1987.09.18 — FIELD LOG 001
The station is operational. Three weeks into the season and the instruments are calibrated, the routines established. I record, I measure, I catalog. The peaks reveal nothing extraordinary — only the expected grandeur of altitude and isolation. Yet there is a quality to the silence here that I have not encountered in previous postings. It is not merely the absence of human sound; it is a presence within the quiet, as if the atmosphere itself is listening. I remind myself: anthropomorphism is the enemy of rigorous observation. Still — the silence listens.
1987.10.14 — FIELD LOG 007
I no longer dismiss the anomalous readings. There are too many of them, too consistent in their inconsistency. The compass deviations follow no magnetic model. The thermal inversions appear without synoptic cause. The fog glows. I have begun a secondary classification system — not the official categories (which assume all phenomena have conventional explanations) but a private taxonomy based on the mountain's apparent behavior. I know how this sounds. I am a physicist. But the data demands a framework, and the conventional one has failed.

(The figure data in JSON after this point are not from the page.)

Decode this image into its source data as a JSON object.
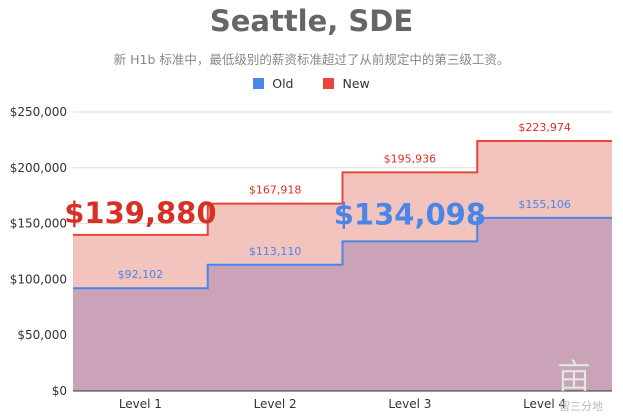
{
  "title": "Seattle, SDE",
  "subtitle": "新 H1b 标准中，最低级别的薪资标准超过了从前规定中的第三级工资。",
  "legend": {
    "old": "Old",
    "new": "New"
  },
  "colors": {
    "old_line": "#4a86e8",
    "new_line": "#e8453c",
    "old_fill": "#c8a1b8",
    "new_fill": "#f2c0bb",
    "old_label": "#4a86e8",
    "new_label": "#d93025"
  },
  "highlights": {
    "new_level1": "$139,880",
    "old_level3": "$134,098"
  },
  "watermark": {
    "text": "留三分地"
  },
  "chart_data": {
    "type": "area",
    "step": true,
    "categories": [
      "Level 1",
      "Level 2",
      "Level 3",
      "Level 4"
    ],
    "series": [
      {
        "name": "Old",
        "values": [
          92102,
          113110,
          134098,
          155106
        ],
        "labels": [
          "$92,102",
          "$113,110",
          "$134,098",
          "$155,106"
        ]
      },
      {
        "name": "New",
        "values": [
          139880,
          167918,
          195936,
          223974
        ],
        "labels": [
          "$139,880",
          "$167,918",
          "$195,936",
          "$223,974"
        ]
      }
    ],
    "ylim": [
      0,
      250000
    ],
    "yticks": [
      0,
      50000,
      100000,
      150000,
      200000,
      250000
    ],
    "ytick_labels": [
      "$0",
      "$50,000",
      "$100,000",
      "$150,000",
      "$200,000",
      "$250,000"
    ],
    "grid": true,
    "legend_position": "top"
  }
}
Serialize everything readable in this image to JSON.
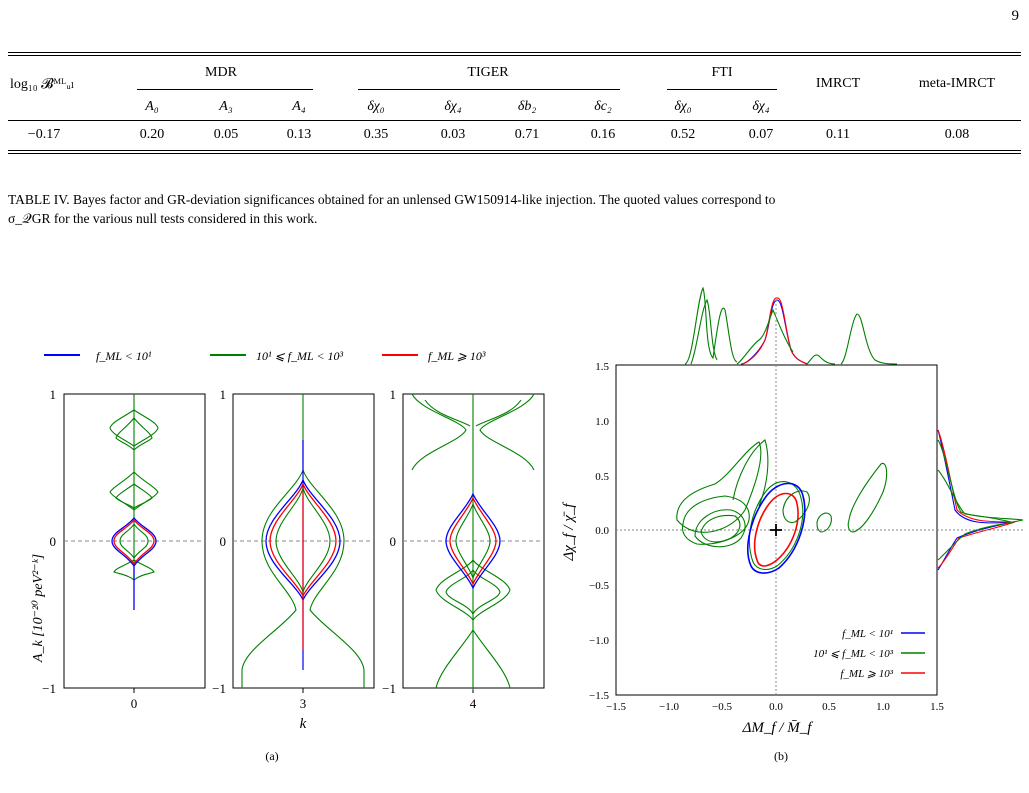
{
  "page_number": "9",
  "table": {
    "row_header": "log₁₀ 𝓑ᴹᴸᵤₗ",
    "groups": [
      {
        "name": "MDR",
        "cols": [
          "A₀",
          "A₃",
          "A₄"
        ]
      },
      {
        "name": "TIGER",
        "cols": [
          "δχ₀",
          "δχ₄",
          "δb₂",
          "δc₂"
        ]
      },
      {
        "name": "FTI",
        "cols": [
          "δχ₀",
          "δχ₄"
        ]
      }
    ],
    "single_cols": [
      "IMRCT",
      "meta-IMRCT"
    ],
    "row_values": [
      "−0.17",
      "0.20",
      "0.05",
      "0.13",
      "0.35",
      "0.03",
      "0.71",
      "0.16",
      "0.52",
      "0.07",
      "0.11",
      "0.08"
    ]
  },
  "caption": {
    "line1": "TABLE IV. Bayes factor and GR-deviation significances obtained for an unlensed GW150914-like injection. The quoted values correspond to",
    "line2": "σ_𝒬GR for the various null tests considered in this work."
  },
  "fig_a": {
    "legend": [
      "f_ML < 10¹",
      "10¹ ⩽ f_ML < 10³",
      "f_ML ⩾ 10³"
    ],
    "ylabel": "A_k [10⁻²⁰ peV²⁻ᵏ]",
    "xlabel": "k",
    "panel_ticks": [
      "0",
      "3",
      "4"
    ],
    "yticks": [
      "1",
      "0",
      "−1"
    ],
    "sublabel": "(a)"
  },
  "fig_b": {
    "xlabel": "ΔM_f / M̄_f",
    "ylabel": "Δχ_f / χ̄_f",
    "xticks": [
      "−1.5",
      "−1.0",
      "−0.5",
      "0.0",
      "0.5",
      "1.0",
      "1.5"
    ],
    "yticks": [
      "1.5",
      "1.0",
      "0.5",
      "0.0",
      "−0.5",
      "−1.0",
      "−1.5"
    ],
    "legend": [
      "f_ML < 10¹",
      "10¹ ⩽ f_ML < 10³",
      "f_ML ⩾ 10³"
    ],
    "sublabel": "(b)"
  },
  "colors": {
    "blue": "#0000ff",
    "green": "#008000",
    "red": "#ff0000",
    "grid": "#888888"
  },
  "chart_data": [
    {
      "type": "violin",
      "xlabel": "k",
      "ylabel": "A_k [10⁻²⁰ peV²⁻ᵏ]",
      "categories": [
        "0",
        "3",
        "4"
      ],
      "ylim": [
        -1,
        1
      ],
      "series": [
        {
          "name": "f_ML < 10¹"
        },
        {
          "name": "10¹ ⩽ f_ML < 10³"
        },
        {
          "name": "f_ML ⩾ 10³"
        }
      ]
    },
    {
      "type": "contour",
      "xlabel": "ΔM_f / M̄_f",
      "ylabel": "Δχ_f / χ̄_f",
      "xlim": [
        -1.5,
        1.5
      ],
      "ylim": [
        -1.5,
        1.5
      ],
      "injection_marker": [
        0.0,
        0.0
      ],
      "series": [
        {
          "name": "f_ML < 10¹",
          "color": "#0000ff",
          "center": [
            0.02,
            0.05
          ]
        },
        {
          "name": "10¹ ⩽ f_ML < 10³",
          "color": "#008000",
          "center": [
            -0.6,
            0.05
          ]
        },
        {
          "name": "f_ML ⩾ 10³",
          "color": "#ff0000",
          "center": [
            0.05,
            0.05
          ]
        }
      ]
    }
  ]
}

1987.11.20 — FIELD LOG 014
The pressure event yesterday has shaken me. Twenty-eight hectopascals in four minutes — the instruments don't lie. It was as if a hole opened in the atmosphere and closed again. I stood at the window and watched the barograph needle drop to a value that should have meant we were suddenly at 6,000 meters. Then it returned. The mountain gave no sign. No wind, no sound, no visible disturbance. Just the numbers on my instruments, telling me something impossible had happened and then un-happened.
1987.12.15 — FIELD LOG 019
Tomorrow I close the station for winter. The season's data will fill a monograph — though I suspect no journal will publish it as written. The final observation — seven seconds of absolute instrumental silence — feels like a farewell. Or a statement. The mountain, having spent three months showing me phenomena that resist every framework I possess, chose to end by showing me nothing at all. The absence was the most eloquent reading of the entire season. I descend with more questions than I arrived with, which is perhaps the only honest outcome of genuine inquiry.